While she spent a few years as a kindergarten teacher, for most of her married life Grandma was the wife of a successful businessman. But for several years she also was a politician’s wife. I often wonder how she felt about being thrust in that limelight. Grandpa served as a Holland city councilman in the 1930’s, was elected in 1944 as a Republican state senator and was reelected in 1946 and 1948. During his six years as a state senator, he remained very active in local projects, including arranging for Parke Davis and Company plant to locate in Holland and also aiding in negotiations to establish Baker Furniture Company in Holland. He was a strong proponent of a bridge over the Straits of Mackinac and active in early studies of that project. In 1950, he was elected lieutenant governor, serving under Democratic Governor G. Mennen Williams. In 1952, he was unsuccessful in a bid for the Republican gubernatorial nomination.
I was young during grandpa’s political career, but it had a big effect on me. My life as a (closeted Democratic) political junkie began then. I lived with my grandparents off and on during that time as my mother struggled to cope with my father’s death in WW II. I remember helping grandma in a tiny apartment kitchen in Lansing, MI and riding my tricycle in the capitol rotunda while my grandfather conversed with other politicians.
I also remember grandma sitting at the big dining room table in their home in Holland (the place that had also been her childhood home) addressing Christmas cards to hundreds of friends, politicos, and constituents – no staff for this senator’s wife. I remember her perched at her beautiful desk in a little alcove, writing letters or working on her genealogy projects, framed by the view of a large white trellis filled with red roses. I remember stuffing celery stalks and spreading date nut bread with cream cheese and sliced olives, a ritual she supervised every Sunday night before our whole family watched Ed Sullivan.

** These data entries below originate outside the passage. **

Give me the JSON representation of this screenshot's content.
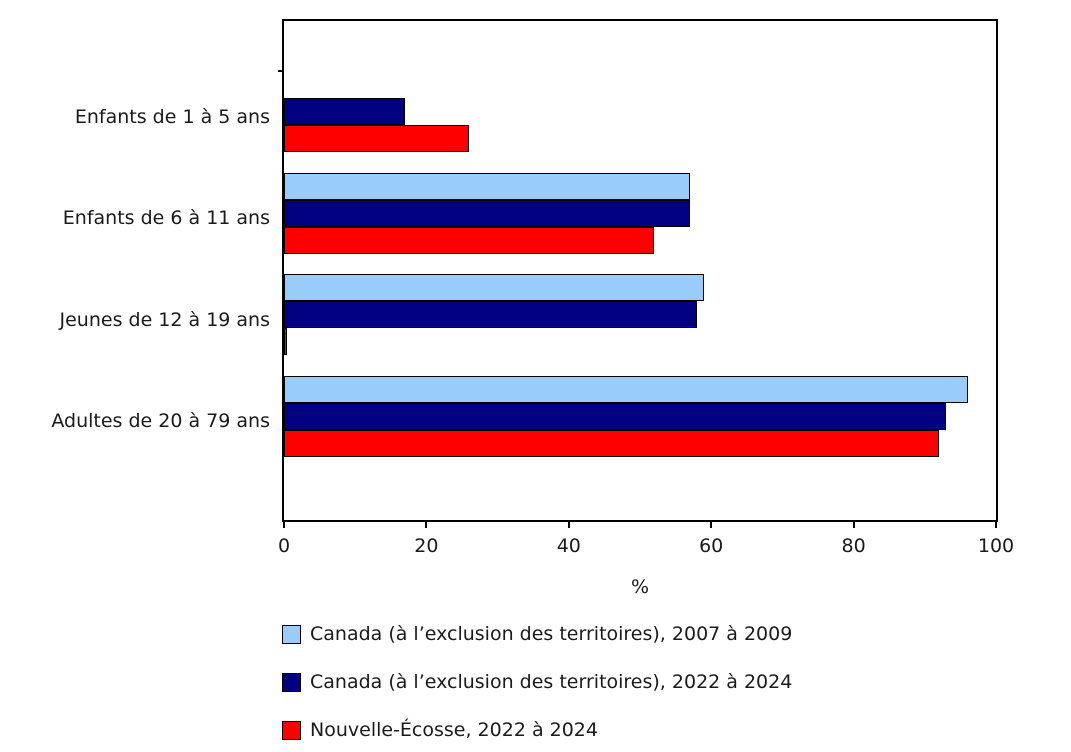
{
  "chart_data": {
    "type": "bar",
    "orientation": "horizontal",
    "categories": [
      "Enfants de 1 à 5 ans",
      "Enfants de 6 à 11 ans",
      "Jeunes de 12 à 19 ans",
      "Adultes de 20 à 79 ans"
    ],
    "series": [
      {
        "name": "Canada (à l’exclusion des territoires), 2007 à 2009",
        "color": "#99CCF8",
        "values": [
          null,
          57,
          59,
          96
        ]
      },
      {
        "name": "Canada (à l’exclusion des territoires), 2022 à 2024",
        "color": "#000080",
        "values": [
          17,
          57,
          58,
          93
        ]
      },
      {
        "name": "Nouvelle-Écosse, 2022 à 2024",
        "color": "#FF0000",
        "values": [
          26,
          52,
          0,
          92
        ]
      }
    ],
    "xlabel": "%",
    "xlim": [
      0,
      100
    ],
    "xticks": [
      0,
      20,
      40,
      60,
      80,
      100
    ],
    "grid": false,
    "legend_position": "bottom-left",
    "bar_border_color": "#000000",
    "axis_color": "#000000",
    "background_color": "#FFFFFF"
  }
}
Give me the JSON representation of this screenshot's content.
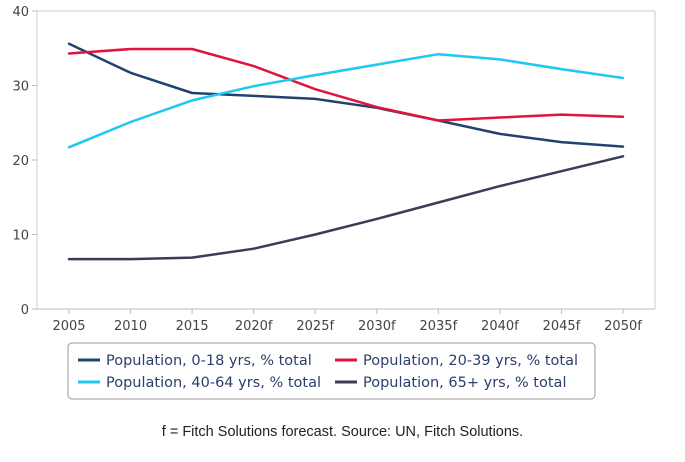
{
  "chart_data": {
    "type": "line",
    "categories": [
      "2005",
      "2010",
      "2015",
      "2020f",
      "2025f",
      "2030f",
      "2035f",
      "2040f",
      "2045f",
      "2050f"
    ],
    "ylim": [
      0,
      40
    ],
    "yticks": [
      "0",
      "10",
      "20",
      "30",
      "40"
    ],
    "grid": false,
    "legend": "bottom",
    "series": [
      {
        "name": "Population, 0-18 yrs, % total",
        "color": "#21426f",
        "values": [
          35.6,
          31.7,
          29.0,
          28.6,
          28.2,
          27.0,
          25.3,
          23.5,
          22.4,
          21.8
        ]
      },
      {
        "name": "Population, 20-39 yrs, % total",
        "color": "#e0143c",
        "values": [
          34.3,
          34.9,
          34.9,
          32.6,
          29.5,
          27.1,
          25.3,
          25.7,
          26.1,
          25.8
        ]
      },
      {
        "name": "Population, 40-64 yrs, % total",
        "color": "#1ec8f0",
        "values": [
          21.7,
          25.1,
          28.0,
          29.9,
          31.4,
          32.8,
          34.2,
          33.5,
          32.2,
          31.0
        ]
      },
      {
        "name": "Population, 65+ yrs, % total",
        "color": "#3a3d57",
        "values": [
          6.7,
          6.7,
          6.9,
          8.1,
          10.0,
          12.1,
          14.3,
          16.5,
          18.5,
          20.5
        ]
      }
    ]
  },
  "footnote": "f = Fitch Solutions forecast. Source: UN, Fitch Solutions."
}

Grandma died at the age 84, forty-four days after Grandpa died unexpectedly of a heart attack. They were married for more than 60 years. I know her life could be difficult. I know she slept alone, but not well, upstairs and often didn’t come down until late morning. I never heard my grandmother raise her voice. I never saw her argue with my opinionated grandfather. I never heard her cry over her son. I never heard her fight with my headstrong mother. Perhaps these events occurred, but not in my presence. When my life was difficult, she was the one person I knew would be the same today and tomorrow as she was yesterday. And that was the most important legacy she could have given me.